Fantasizing on happy outcomes alone, as Dr. Oettingen asserts, won't motivate. As she notes, "positive thinking fools our minds into perceiving that we've already attained our goal, slackening our readiness to pursue it." But combined with WOOP-like analysis, positive thinking is motivating.

 I submit that two people with the same goals, same obstacles and same plans to overcome them are likely to have different outcomes if one's a contrarian or pessimist, and the other a confident optimist. Even if they seem to achieve the same thing on paper, one will end up happier about both the accomplishment and the process achieving it.
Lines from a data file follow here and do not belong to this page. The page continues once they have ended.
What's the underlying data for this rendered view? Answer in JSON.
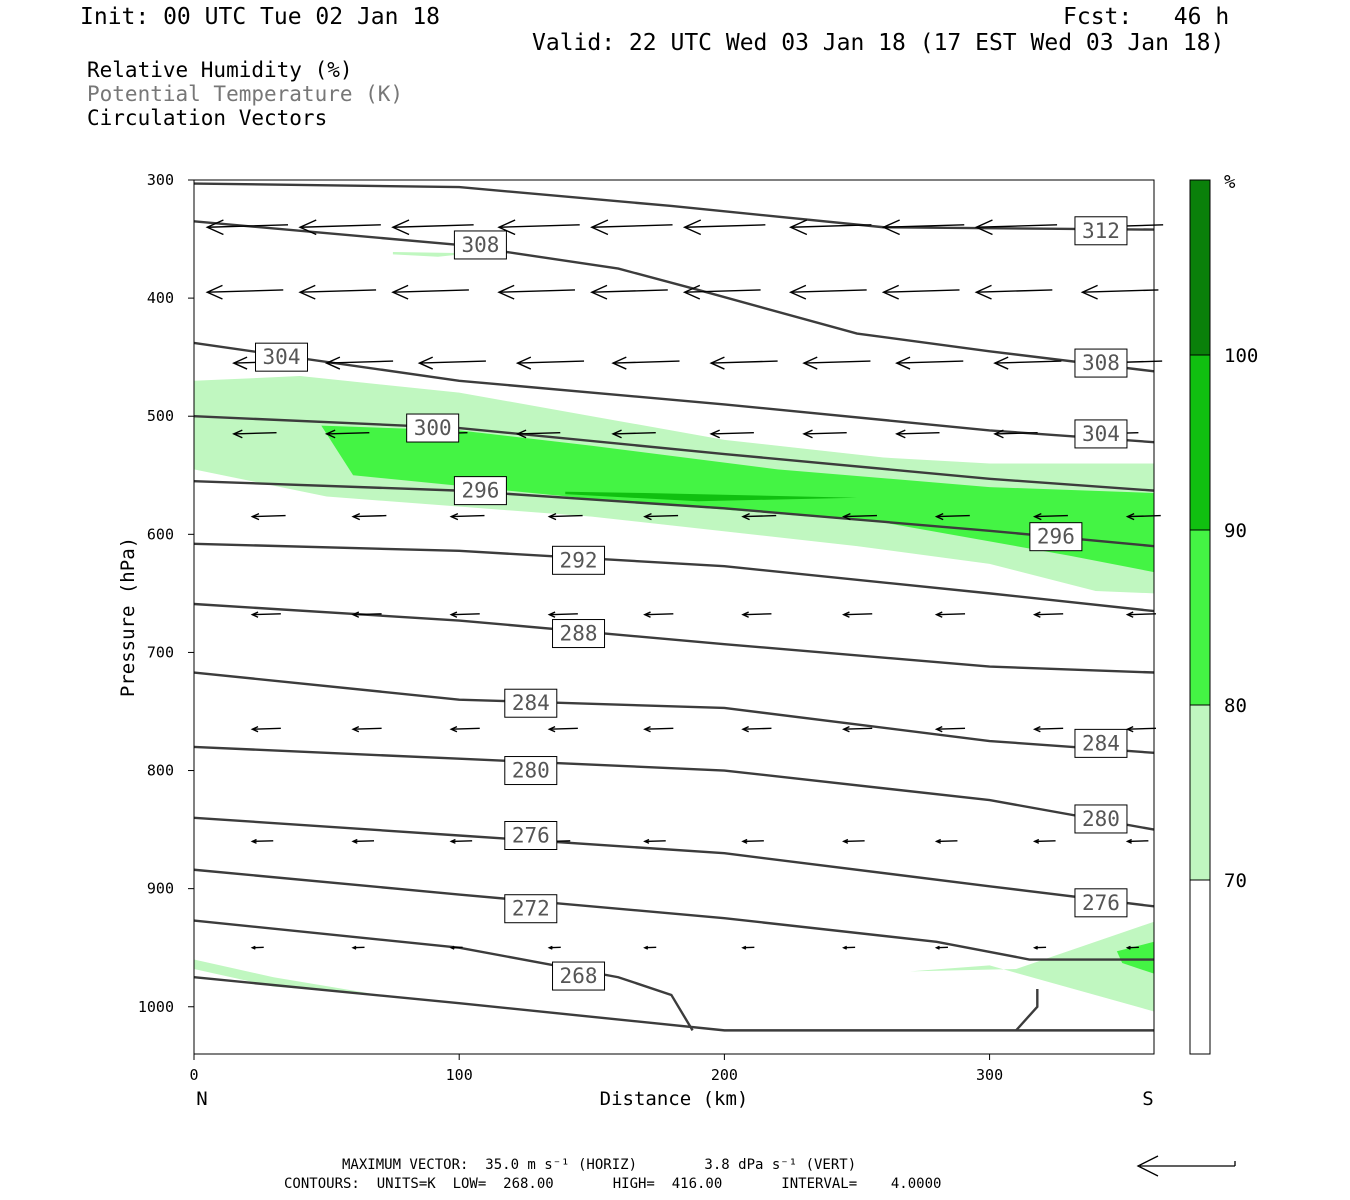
{
  "header": {
    "init": "Init: 00 UTC Tue 02 Jan 18",
    "fcst": "Fcst:   46 h",
    "valid": "Valid: 22 UTC Wed 03 Jan 18 (17 EST Wed 03 Jan 18)"
  },
  "legend": {
    "rh": "Relative Humidity (%)",
    "theta": "Potential Temperature (K)",
    "vectors": "Circulation Vectors"
  },
  "footer": {
    "maxvec": "MAXIMUM VECTOR:  35.0 m s⁻¹ (HORIZ)        3.8 dPa s⁻¹ (VERT)",
    "contours": "CONTOURS:  UNITS=K  LOW=  268.00       HIGH=  416.00       INTERVAL=    4.0000"
  },
  "colors": {
    "rh70": "#c0f7c0",
    "rh80": "#44f444",
    "rh90": "#10c010",
    "rh100": "#0a800a",
    "contour": "#3c3c3c"
  },
  "colorbar": {
    "unit": "%",
    "ticks": [
      "70",
      "80",
      "90",
      "100"
    ]
  },
  "chart_data": {
    "type": "cross-section",
    "xlabel": "Distance (km)",
    "ylabel": "Pressure (hPa)",
    "xlim": [
      0,
      362
    ],
    "ylim": [
      1040,
      300
    ],
    "x_ticks": [
      0,
      100,
      200,
      300
    ],
    "y_ticks": [
      300,
      400,
      500,
      600,
      700,
      800,
      900,
      1000
    ],
    "x_end_labels": {
      "left": "N",
      "right": "S"
    },
    "theta_contours": [
      {
        "label": "312",
        "points": [
          [
            0,
            303
          ],
          [
            100,
            306
          ],
          [
            180,
            322
          ],
          [
            260,
            340
          ],
          [
            362,
            342
          ]
        ]
      },
      {
        "label": "308",
        "points": [
          [
            0,
            335
          ],
          [
            100,
            355
          ],
          [
            160,
            375
          ],
          [
            190,
            393
          ],
          [
            250,
            430
          ],
          [
            300,
            445
          ],
          [
            362,
            462
          ]
        ]
      },
      {
        "label": "304",
        "points": [
          [
            0,
            438
          ],
          [
            100,
            470
          ],
          [
            200,
            490
          ],
          [
            300,
            512
          ],
          [
            362,
            522
          ]
        ]
      },
      {
        "label": "300",
        "points": [
          [
            0,
            500
          ],
          [
            100,
            510
          ],
          [
            200,
            532
          ],
          [
            300,
            553
          ],
          [
            362,
            563
          ]
        ]
      },
      {
        "label": "296",
        "points": [
          [
            0,
            555
          ],
          [
            100,
            563
          ],
          [
            200,
            578
          ],
          [
            300,
            597
          ],
          [
            362,
            610
          ]
        ]
      },
      {
        "label": "292",
        "points": [
          [
            0,
            608
          ],
          [
            100,
            614
          ],
          [
            200,
            627
          ],
          [
            300,
            650
          ],
          [
            362,
            665
          ]
        ]
      },
      {
        "label": "288",
        "points": [
          [
            0,
            659
          ],
          [
            100,
            673
          ],
          [
            200,
            693
          ],
          [
            300,
            712
          ],
          [
            362,
            717
          ]
        ]
      },
      {
        "label": "284",
        "points": [
          [
            0,
            717
          ],
          [
            100,
            740
          ],
          [
            200,
            747
          ],
          [
            300,
            775
          ],
          [
            362,
            785
          ]
        ]
      },
      {
        "label": "280",
        "points": [
          [
            0,
            780
          ],
          [
            100,
            790
          ],
          [
            200,
            800
          ],
          [
            300,
            825
          ],
          [
            362,
            850
          ]
        ]
      },
      {
        "label": "276",
        "points": [
          [
            0,
            840
          ],
          [
            100,
            855
          ],
          [
            200,
            870
          ],
          [
            300,
            898
          ],
          [
            362,
            915
          ]
        ]
      },
      {
        "label": "272",
        "points": [
          [
            0,
            884
          ],
          [
            100,
            905
          ],
          [
            200,
            925
          ],
          [
            280,
            945
          ],
          [
            315,
            960
          ],
          [
            362,
            960
          ]
        ]
      },
      {
        "label": "268",
        "points": [
          [
            0,
            927
          ],
          [
            100,
            950
          ],
          [
            160,
            975
          ],
          [
            180,
            990
          ],
          [
            188,
            1020
          ]
        ]
      },
      {
        "label": "",
        "points": [
          [
            0,
            975
          ],
          [
            100,
            997
          ],
          [
            200,
            1020
          ],
          [
            362,
            1020
          ]
        ]
      },
      {
        "label": "",
        "points": [
          [
            310,
            1020
          ],
          [
            318,
            1000
          ],
          [
            318,
            985
          ]
        ]
      }
    ],
    "contour_labels": [
      {
        "text": "308",
        "x": 108,
        "p": 355
      },
      {
        "text": "312",
        "x": 342,
        "p": 343
      },
      {
        "text": "304",
        "x": 33,
        "p": 450
      },
      {
        "text": "308",
        "x": 342,
        "p": 455
      },
      {
        "text": "300",
        "x": 90,
        "p": 510
      },
      {
        "text": "304",
        "x": 342,
        "p": 515
      },
      {
        "text": "296",
        "x": 108,
        "p": 563
      },
      {
        "text": "296",
        "x": 325,
        "p": 602
      },
      {
        "text": "292",
        "x": 145,
        "p": 622
      },
      {
        "text": "288",
        "x": 145,
        "p": 684
      },
      {
        "text": "284",
        "x": 127,
        "p": 743
      },
      {
        "text": "284",
        "x": 342,
        "p": 777
      },
      {
        "text": "280",
        "x": 127,
        "p": 800
      },
      {
        "text": "280",
        "x": 342,
        "p": 841
      },
      {
        "text": "276",
        "x": 127,
        "p": 855
      },
      {
        "text": "276",
        "x": 342,
        "p": 912
      },
      {
        "text": "272",
        "x": 127,
        "p": 917
      },
      {
        "text": "268",
        "x": 145,
        "p": 974
      }
    ],
    "rh_regions": [
      {
        "level": 70,
        "points": [
          [
            0,
            470
          ],
          [
            40,
            466
          ],
          [
            100,
            480
          ],
          [
            150,
            500
          ],
          [
            200,
            520
          ],
          [
            260,
            535
          ],
          [
            300,
            540
          ],
          [
            362,
            540
          ],
          [
            362,
            650
          ],
          [
            340,
            648
          ],
          [
            300,
            625
          ],
          [
            250,
            610
          ],
          [
            150,
            585
          ],
          [
            50,
            568
          ],
          [
            0,
            545
          ]
        ]
      },
      {
        "level": 80,
        "points": [
          [
            48,
            508
          ],
          [
            100,
            512
          ],
          [
            150,
            525
          ],
          [
            220,
            545
          ],
          [
            300,
            560
          ],
          [
            362,
            565
          ],
          [
            362,
            632
          ],
          [
            330,
            618
          ],
          [
            260,
            590
          ],
          [
            150,
            570
          ],
          [
            60,
            550
          ]
        ]
      },
      {
        "level": 90,
        "points": [
          [
            140,
            564
          ],
          [
            170,
            565
          ],
          [
            250,
            569
          ],
          [
            190,
            572
          ],
          [
            140,
            566
          ]
        ]
      },
      {
        "level": 70,
        "points": [
          [
            75,
            361
          ],
          [
            105,
            362
          ],
          [
            92,
            365
          ],
          [
            75,
            363
          ]
        ]
      },
      {
        "level": 70,
        "points": [
          [
            0,
            960
          ],
          [
            30,
            975
          ],
          [
            70,
            990
          ],
          [
            30,
            983
          ],
          [
            0,
            968
          ]
        ]
      },
      {
        "level": 70,
        "points": [
          [
            270,
            970
          ],
          [
            310,
            968
          ],
          [
            362,
            928
          ],
          [
            362,
            1004
          ],
          [
            300,
            965
          ],
          [
            270,
            970
          ]
        ]
      },
      {
        "level": 80,
        "points": [
          [
            348,
            953
          ],
          [
            362,
            945
          ],
          [
            362,
            972
          ],
          [
            350,
            963
          ]
        ]
      }
    ],
    "vectors": [
      {
        "p": 340,
        "u": -0.85,
        "x": [
          5,
          40,
          75,
          115,
          150,
          185,
          225,
          260,
          295,
          335
        ]
      },
      {
        "p": 395,
        "u": -0.8,
        "x": [
          5,
          40,
          75,
          115,
          150,
          185,
          225,
          260,
          295,
          335
        ]
      },
      {
        "p": 455,
        "u": -0.7,
        "x": [
          15,
          50,
          85,
          122,
          158,
          195,
          230,
          265,
          302,
          340
        ]
      },
      {
        "p": 515,
        "u": -0.45,
        "x": [
          15,
          50,
          87,
          122,
          158,
          195,
          230,
          265,
          302,
          340
        ]
      },
      {
        "p": 585,
        "u": -0.35,
        "x": [
          22,
          60,
          97,
          134,
          170,
          207,
          245,
          280,
          317,
          352
        ]
      },
      {
        "p": 668,
        "u": -0.3,
        "x": [
          22,
          60,
          97,
          134,
          170,
          207,
          245,
          280,
          317,
          352
        ]
      },
      {
        "p": 765,
        "u": -0.3,
        "x": [
          22,
          60,
          97,
          134,
          170,
          207,
          245,
          280,
          317,
          352
        ]
      },
      {
        "p": 860,
        "u": -0.22,
        "x": [
          22,
          60,
          97,
          134,
          170,
          207,
          245,
          280,
          317,
          352
        ]
      },
      {
        "p": 950,
        "u": -0.12,
        "x": [
          22,
          60,
          97,
          134,
          170,
          207,
          245,
          280,
          317,
          352
        ]
      }
    ]
  }
}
But there's another aspect to positive thinking that Dr. Oettingen seems to miss. And that is the moment. If you're an upbeat person, the moment is more often a pleasure, because you're seeing the good in it, the upside. Enjoying the present has its own worth. Maybe savoring the omelet you've made, talking on the phone to a loved one, or reminiscing over a photo album don't help you accomplish a specific goal or wish, but they can still enhance the quality of life, and weave positive feelings into the daily fabric. WOOP is helpful for accomplishing goals, I'm sure, but must every behavior advance a goal? Can an unplanned pleasure be productive?

Positive thinking as the overlay on life makes the classically productive parts--setting objectives, analyzing obstacles, making and executing a plan toward goals--as well as the less-defined parts pleasurable. Happiness, I maintain, is far broader than concrete achievements, and relates more to over-arching attitude than to the goal-driven motivational structure of "mental contrasting" that seems to fuel Dr. Oettingen's definition of success.